De tempos em tempos, algumas pessoas encontram indícios sobre a verdade, seja por meio da descoberta da magia, de antigos livros, artefatos místicos ou seguindo um caminho espiritual que pode conduzir a iluminação ou à absoluta corrupção. Esses desbravadores começam a despertar; passam a ver além da Ilusão e de posse desse saber desenvolvem poderes que são apenas uma fração de suas faculdades divinas. Aqueles que mantém a razão após essas revelações passam a ver o mundo como ele é: um lugar repleto de maravilhas e terrores inenarráveis.

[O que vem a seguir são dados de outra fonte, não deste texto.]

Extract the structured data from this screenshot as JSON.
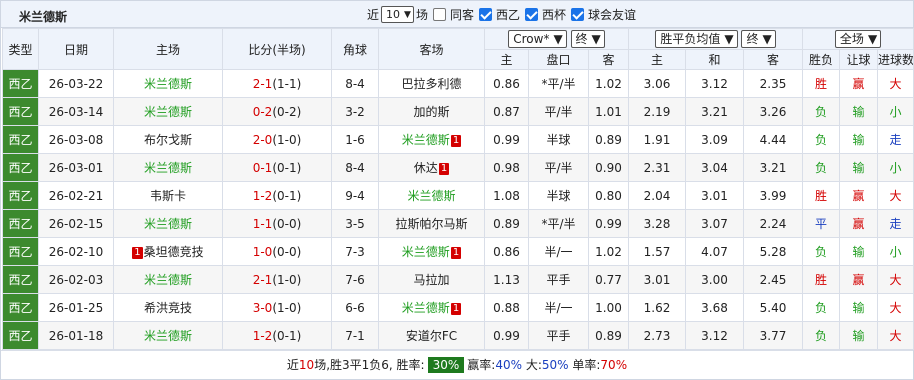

O grande perigo é que quanto mais conhecimento se obtém, mais ele irá atrair os servos do Demiurge, que passam a perseguir a pessoa. Em nenhum outro jogo (nem mesmo Call of Cthulhu) a idéia de conhecimento está tão ligada ao risco. Os agentes do Demiurge são implacáveis e agem sem tréguas para punir os transgressores que buscam revelar segredos que poriam em risco a própria Criação. Um personagem que obtém um livro proibido pode terminar sua carreira sendo mandado literalmente para o Inferno, um ocultista pode ser sequestrado e arrastado para o submundo apenas por pesquisar um ritual.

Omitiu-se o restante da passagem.